Researchers at the Francis Crick Institute have shed light on how cancer cells survive in the first few hours after being cut off from a supply of oxygen.
Published today in The EMBO Journal, this finding could one day help to prevent cancer from becoming resistant to therapy.
A major use of oxygen by cells is for energy production. When oxygen supplies are low, most cells can survive because they adapt, by changing which proteins they make, to produce energy through different processes than in normal oxygen levels. This is coordinated by a protein called HIF1α, which turns on the activity of genes.
Although HIF1α levels increase as soon as the oxygen supply decreases, it takes around 24 hours for the relevant genes to produce proteins, leaving cells exposed to a period of low oxygen without an obvious mechanism for maintaining energy production.
By studying how cancer cells use nutrients, the researchers found that, within three hours of the cells being deprived of oxygen, a process called glycolysis (breaking down glucose to make energy) increases.
HIF1α has been known to drive increased glycolysis when cells are chronically exposed to low oxygen. However, when the researchers genetically modified the cells to stop making HIF1α and deprived them of oxygen, glycolysis still increased, suggesting that other factors supported this increase in the immediate aftermath of oxygen deprivation.
The rate of glycolysis is controlled by the levels of NAD+, a small molecule that is found in cells and is necessary for the process. The team discovered that two enzymes, LDHA and GOT1, must work together to make enough NAD+ for glycolysis to increase.
LDHA and GOT1 exist in normal oxygen conditions, so this work highlights that they act as reserves for a state of low oxygen. This means a cell living in normal oxygen is already primed: it doesn’t need to make anything new and is always ready to deal with a sudden decrease of oxygen levels in its environment.
Intriguingly, the authors found that GOT1 activity also helps HIF1α accumulate, through a mechanism for which Crick Clinical Director Peter Ratcliffe was awarded the Nobel Prize in Physiology or Medicine in 2019. So, in addition to supporting glycolysis in the short term, GOT1 can also impact the long-term adaptation of cells to oxygen limitation by ensuring robust HIF1α activity.
Cancer treatment potential
As treatment-resistant cancer cells are likely to be deep within a tumour without access to a blood supply, and therefore oxygen, the research suggests that inhibiting LDHA and GOT1 could target these hard-to-reach cancer cells by stopping their ability to produce energy.
The team tested this idea by blocking the action of LDHA and GOT1 and found that inhibiting both enzymes together was more effective at killing cancer cells in low oxygen than in normal oxygen levels, or by targeting either enzyme alone.
This highlights LDHA and GOT1 as promising targets for treatment, especially because cells with a normal oxygen supply – including non-cancerous cells – shouldn’t be affected as they don’t need these enzymes to the same extent.

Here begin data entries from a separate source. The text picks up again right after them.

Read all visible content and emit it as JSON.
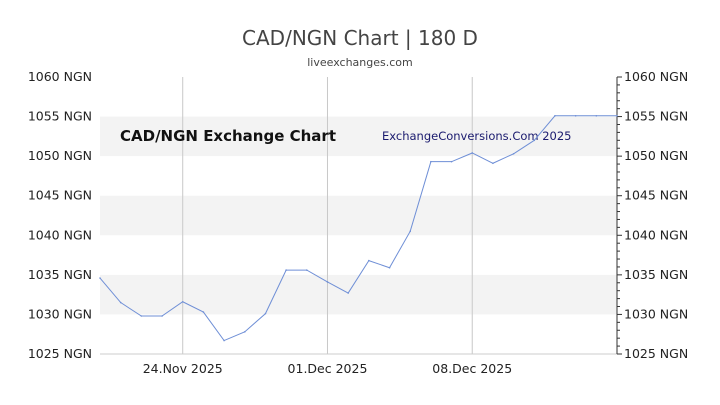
{
  "title": "CAD/NGN Chart | 180 D",
  "subtitle": "liveexchanges.com",
  "watermarks": {
    "left": "CAD/NGN Exchange Chart",
    "right": "ExchangeConversions.Com 2025"
  },
  "colors": {
    "line": "#6f8fd6",
    "band": "#f3f3f3",
    "grid": "#c8c8c8",
    "watermark_right": "#1a1a6e"
  },
  "chart_data": {
    "type": "line",
    "title": "CAD/NGN Chart | 180 D",
    "xlabel": "",
    "ylabel": "",
    "ylim": [
      1025,
      1060
    ],
    "xlim": [
      "2025-11-20",
      "2025-12-15"
    ],
    "y_ticks": [
      "1025 NGN",
      "1030 NGN",
      "1035 NGN",
      "1040 NGN",
      "1045 NGN",
      "1050 NGN",
      "1055 NGN",
      "1060 NGN"
    ],
    "x_ticks": [
      {
        "date": "2025-11-24",
        "label": "24.Nov 2025"
      },
      {
        "date": "2025-12-01",
        "label": "01.Dec 2025"
      },
      {
        "date": "2025-12-08",
        "label": "08.Dec 2025"
      }
    ],
    "grid": "vertical lines at x ticks, alternating horizontal bands",
    "x": [
      "2025-11-20",
      "2025-11-21",
      "2025-11-22",
      "2025-11-23",
      "2025-11-24",
      "2025-11-25",
      "2025-11-26",
      "2025-11-27",
      "2025-11-28",
      "2025-11-29",
      "2025-11-30",
      "2025-12-01",
      "2025-12-02",
      "2025-12-03",
      "2025-12-04",
      "2025-12-05",
      "2025-12-06",
      "2025-12-07",
      "2025-12-08",
      "2025-12-09",
      "2025-12-10",
      "2025-12-11",
      "2025-12-12",
      "2025-12-13",
      "2025-12-14",
      "2025-12-15"
    ],
    "values": [
      1034.6,
      1031.5,
      1029.8,
      1029.8,
      1031.6,
      1030.3,
      1026.7,
      1027.8,
      1030.1,
      1035.6,
      1035.6,
      1034.1,
      1032.7,
      1036.8,
      1035.9,
      1040.5,
      1049.3,
      1049.3,
      1050.4,
      1049.1,
      1050.3,
      1052.0,
      1055.1,
      1055.1,
      1055.1,
      1055.1
    ]
  }
}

Dimitrios Anastasiou, Group Leader of the Cancer Metabolism Laboratory at the Crick, said: “A major problem in cancer therapy is how to target cancer cells specifically, while avoiding damage to healthy cells. Researchers often look at this problem by studying how cells adapt to chronic stress, but instead, we’ve looked at the acute needs of cells due to a changing environment. Our research highlights a vulnerability for cancer cells in the first few hours of becoming cut off from oxygen.”
Fiona Grimm, former PhD student at the Crick, and first author, said: “We can think about this as a classic problem of supply and demand: in low oxygen conditions, there’s more demand for LDHA and GOT1 than in normal oxygen conditions. By blocking these enzymes in oxygen-deprived cells where they are needed most, we can hopefully target these cells before they adapt to low oxygen and become hard to reach or resistant to therapy.”
The lab is now working with GSK through a Prosperity Grant to identify small molecules to inhibit processes that cells use to survive under oxygen-limiting conditions, with the hope of developing cancer drugs to be used alone or alongside other therapies.